零次「そして21番は3年Eクラス、潮村渚(しおむらなぎさ)先輩だ。」

 

渚「は、はいぃ……。」

 

 肩の辺りまで伸びた黒髪をサイドに纏めた、頼りない雰囲気の生徒がオドオドしながらも頷く。こちらも、二次試験で俺が用意した『計算問題』を唯一完全正答した人だ。なのにEクラスということは……、いや、αクラスに入った以上、考えるのは無意味だな。

 

 ……にしても、だ。奇しくも、また個性的な奴らがαクラスのメンバーになったものだ。

 片や外国人にしか見えない、日本生まれの日本育ちである女子生徒。もう一方は秀吉以上に女子っぽい見た目の男子生徒。
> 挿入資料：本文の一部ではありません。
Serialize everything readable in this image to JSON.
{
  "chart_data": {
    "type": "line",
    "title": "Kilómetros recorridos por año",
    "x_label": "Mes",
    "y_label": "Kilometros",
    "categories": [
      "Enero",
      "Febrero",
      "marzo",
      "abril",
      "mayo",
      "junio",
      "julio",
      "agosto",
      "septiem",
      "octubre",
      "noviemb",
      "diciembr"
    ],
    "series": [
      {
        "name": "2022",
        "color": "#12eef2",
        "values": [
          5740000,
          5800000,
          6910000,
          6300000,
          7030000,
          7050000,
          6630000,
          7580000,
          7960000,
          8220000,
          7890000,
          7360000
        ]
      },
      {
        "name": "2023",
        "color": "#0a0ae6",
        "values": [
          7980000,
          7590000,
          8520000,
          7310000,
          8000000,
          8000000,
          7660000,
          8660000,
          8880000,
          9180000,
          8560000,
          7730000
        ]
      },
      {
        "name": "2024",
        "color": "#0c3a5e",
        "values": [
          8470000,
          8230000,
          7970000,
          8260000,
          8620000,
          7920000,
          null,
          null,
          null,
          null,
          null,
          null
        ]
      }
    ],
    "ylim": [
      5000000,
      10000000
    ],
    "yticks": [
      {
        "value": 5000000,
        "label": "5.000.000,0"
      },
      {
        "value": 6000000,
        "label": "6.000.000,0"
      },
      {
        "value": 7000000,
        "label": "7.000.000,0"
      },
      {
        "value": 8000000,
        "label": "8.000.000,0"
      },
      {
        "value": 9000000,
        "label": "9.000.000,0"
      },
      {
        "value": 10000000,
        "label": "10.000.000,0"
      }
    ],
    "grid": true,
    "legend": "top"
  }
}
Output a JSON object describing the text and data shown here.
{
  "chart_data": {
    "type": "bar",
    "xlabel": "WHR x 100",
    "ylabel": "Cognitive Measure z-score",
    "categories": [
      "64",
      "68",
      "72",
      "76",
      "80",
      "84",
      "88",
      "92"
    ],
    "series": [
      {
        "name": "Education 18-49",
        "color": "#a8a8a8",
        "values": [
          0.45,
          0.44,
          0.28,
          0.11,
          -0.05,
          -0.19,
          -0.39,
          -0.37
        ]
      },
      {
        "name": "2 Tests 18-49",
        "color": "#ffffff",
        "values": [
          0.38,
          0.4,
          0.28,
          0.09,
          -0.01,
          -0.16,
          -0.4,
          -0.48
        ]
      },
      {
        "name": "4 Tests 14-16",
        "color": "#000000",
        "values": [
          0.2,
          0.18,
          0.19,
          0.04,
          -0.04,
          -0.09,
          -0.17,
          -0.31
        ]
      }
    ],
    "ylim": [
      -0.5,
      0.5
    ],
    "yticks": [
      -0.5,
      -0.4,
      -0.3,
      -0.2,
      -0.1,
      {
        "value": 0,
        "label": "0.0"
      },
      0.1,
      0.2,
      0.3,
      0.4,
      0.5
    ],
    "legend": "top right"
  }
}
 もっとも、それ以外のメンバーも双眼零次(『死神』)近衛秋希(偽善者)真倉ねるの(寝坊助)久保利光(隠れ同性愛者)工藤愛子(性知識のヤベー奴)佐藤美穂(……多分唯一の常識人)影山幽也(実体持ちの幽霊もどき)吉井明久(純度100%のバカ)だからなぁ……。

 

零次「……さて、それでは早速、新生αクラスの活動を始めるとしようか……。あと一、二週間すれば、文月学園の文化祭『清涼祭』が始まる訳だが、そこからすぐに中間試験もある。既に試験期間に入ったと思って、気を引き締めるぞ。」

 

「「「はい!!!」」」

 

 こうして、俺達の新学年始まりの一ヶ月が終わりを告げるのだった。

 

 これが俺達αクラスの真に本格的な、新たな一歩。

 スローガンは……『常に頭のアップデートを』とするか。